The crash that killed Henthorn was McConnell’s first criminal offence. Based on an investigation by Port Townsend Police Officer Mark DuMond, McConnell was driving down 19th Street on March 28, 2018 and failed to see Henthorn riding just a few feet ahead of him in the bike lane. When McConnell made a right-hand turn onto Landes Street, he crossed the bicycle lane in front of Henthorn, causing Henthorn to strike McConnell’s car and suffer life-threatening injuries. Henthorn was airlifted to Harborview and later died from the injuries he sustained.

Toxicology reports showed McConnell had tested positive for gabapentin and marijuana.

According to his defense lawyer, Richard Davies, McConnell had suffered a debilitating neck injury at work 10 years prior to the accident.
“To manage the pain, he uses marijuana at night (with his doctor’s knowledge) and is always careful not to drive on it,” wrote Davies in a memorandum filed Jan. 27.

During the day, he wrote, McConnell takes gabapentin, a non-narcotic medication for nerve pain.

“Mr. McConnell has driven for years while taking gabapentin without so much as a traffic ticket,” Davies wrote. “Moreover, his doctor has no concerns about Mr. McConnell’s ability to drive while on gabapentin.”

A previous charge of driving under the influence was dismissed from McConnell’s case.

There were 17 letters submitted to the court prior to the sentencing hearing in support of McConnell from friends and former coworkers. He had worked at the Port Townsend Shipwrights Co-op, which is where he suffered his neck injury.

“The tragic accident that took a life should not be downplayed, but Pat’s suffering has been tremendous,” Diana Clausen wrote in a handwritten letter to Judge Harper. “He is a good person. It is my sincere belief that he has atoned for the error and will not be a harm to society.”

Mark Henthorn was well-known in Port Townsend for his artwork and his involvement with the city’s non-motorized transportation board. He spent his career as an architect, and was well known for his painting. He worked with pastels, watercolors and oils to paint landscapes of the outdoors. His art was displayed in galleries in Idaho, Montana, Colorado and in the Port Townsend Gallery and Northwind Arts Center.

According to the U.S. Department of Transportation, there were 783 bicyclists killed in traffic crashes in the United States in 2017. Alcohol was involved in 37% of all fatal bicyclist crashes in 2017.

By law, bicycles on the roadway are vehicles with the same rights and responsibilities as motorized vehicles. The National Highway Traffic Safety Administration advises car drivers to yield to bicyclists as they would to motorists and to not underestimate cyclists’ speed. This will help avoid turning in front of a bicyclist traveling on the road or sidewalk, often at an intersection or driveway.

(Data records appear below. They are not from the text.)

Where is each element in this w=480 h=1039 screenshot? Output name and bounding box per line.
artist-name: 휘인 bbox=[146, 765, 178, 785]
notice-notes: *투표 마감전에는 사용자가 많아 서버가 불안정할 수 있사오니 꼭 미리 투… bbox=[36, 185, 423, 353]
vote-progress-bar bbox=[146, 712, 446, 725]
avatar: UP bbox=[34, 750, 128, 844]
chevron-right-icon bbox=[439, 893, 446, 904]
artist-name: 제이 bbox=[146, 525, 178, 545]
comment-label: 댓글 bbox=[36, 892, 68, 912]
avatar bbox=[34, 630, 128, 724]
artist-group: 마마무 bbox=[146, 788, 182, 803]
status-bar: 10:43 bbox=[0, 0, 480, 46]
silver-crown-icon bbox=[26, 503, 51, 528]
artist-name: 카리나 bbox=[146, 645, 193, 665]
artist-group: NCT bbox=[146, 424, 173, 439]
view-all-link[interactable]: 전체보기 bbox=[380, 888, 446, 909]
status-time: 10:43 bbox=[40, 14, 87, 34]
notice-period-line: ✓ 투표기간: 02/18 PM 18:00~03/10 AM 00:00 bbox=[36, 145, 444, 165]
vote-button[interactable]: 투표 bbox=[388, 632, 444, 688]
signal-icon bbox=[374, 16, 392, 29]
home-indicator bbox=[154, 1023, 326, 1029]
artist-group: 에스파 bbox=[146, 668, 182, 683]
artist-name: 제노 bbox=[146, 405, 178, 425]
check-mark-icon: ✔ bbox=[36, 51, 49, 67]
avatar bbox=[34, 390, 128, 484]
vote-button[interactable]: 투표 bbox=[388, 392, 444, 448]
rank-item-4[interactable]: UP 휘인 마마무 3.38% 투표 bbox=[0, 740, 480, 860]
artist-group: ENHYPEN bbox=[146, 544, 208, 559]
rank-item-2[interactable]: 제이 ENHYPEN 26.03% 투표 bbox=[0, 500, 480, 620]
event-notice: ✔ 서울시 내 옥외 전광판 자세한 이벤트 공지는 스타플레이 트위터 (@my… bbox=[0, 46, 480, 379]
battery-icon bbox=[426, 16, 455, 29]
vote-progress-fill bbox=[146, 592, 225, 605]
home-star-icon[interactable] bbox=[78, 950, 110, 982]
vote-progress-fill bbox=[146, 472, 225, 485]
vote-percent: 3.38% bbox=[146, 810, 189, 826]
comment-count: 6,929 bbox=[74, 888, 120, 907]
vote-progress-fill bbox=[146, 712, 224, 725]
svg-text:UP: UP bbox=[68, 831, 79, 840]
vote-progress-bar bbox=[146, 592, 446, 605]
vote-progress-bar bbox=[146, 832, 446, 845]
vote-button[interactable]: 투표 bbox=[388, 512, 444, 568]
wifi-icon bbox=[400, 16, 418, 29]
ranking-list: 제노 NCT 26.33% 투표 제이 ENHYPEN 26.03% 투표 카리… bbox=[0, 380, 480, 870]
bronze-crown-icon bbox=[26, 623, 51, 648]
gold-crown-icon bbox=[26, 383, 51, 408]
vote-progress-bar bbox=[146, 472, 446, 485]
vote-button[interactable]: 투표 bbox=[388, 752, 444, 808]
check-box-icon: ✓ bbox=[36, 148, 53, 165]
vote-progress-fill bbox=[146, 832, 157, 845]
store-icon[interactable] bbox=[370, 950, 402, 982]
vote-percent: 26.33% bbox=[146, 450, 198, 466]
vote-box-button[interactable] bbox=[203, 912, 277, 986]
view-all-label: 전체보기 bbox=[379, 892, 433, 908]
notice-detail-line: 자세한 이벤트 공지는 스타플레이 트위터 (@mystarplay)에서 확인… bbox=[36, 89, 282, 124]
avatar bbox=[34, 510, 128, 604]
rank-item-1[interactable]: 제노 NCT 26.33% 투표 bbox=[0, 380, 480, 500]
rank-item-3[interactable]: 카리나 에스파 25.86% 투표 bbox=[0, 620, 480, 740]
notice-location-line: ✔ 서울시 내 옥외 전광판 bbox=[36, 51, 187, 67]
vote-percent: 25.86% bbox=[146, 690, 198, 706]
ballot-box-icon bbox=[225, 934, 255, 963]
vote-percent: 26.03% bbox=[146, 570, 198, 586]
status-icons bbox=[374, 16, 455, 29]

Currently, a white bicycle adorned with flowers stands at the corner of 19th and Landes streets, marking the spot where Henthorn was injured, as both a sign of remembrance and a warning for drivers.

Ghost bikes like this one are a world-wide phenomenon to mark the spot of a car-bike accident where a cyclist has died. It’s a way of both remembering the lost biker while also reminding drivers to keep a watchful eye for all vehicles, both engine- and man-powered, that share the road.

“This case is a tragedy all the way around,” Davies said. “One man died and the other felt like it. Mr. McConnell grieves for Mr. Henthorn and his family’s loss every day.”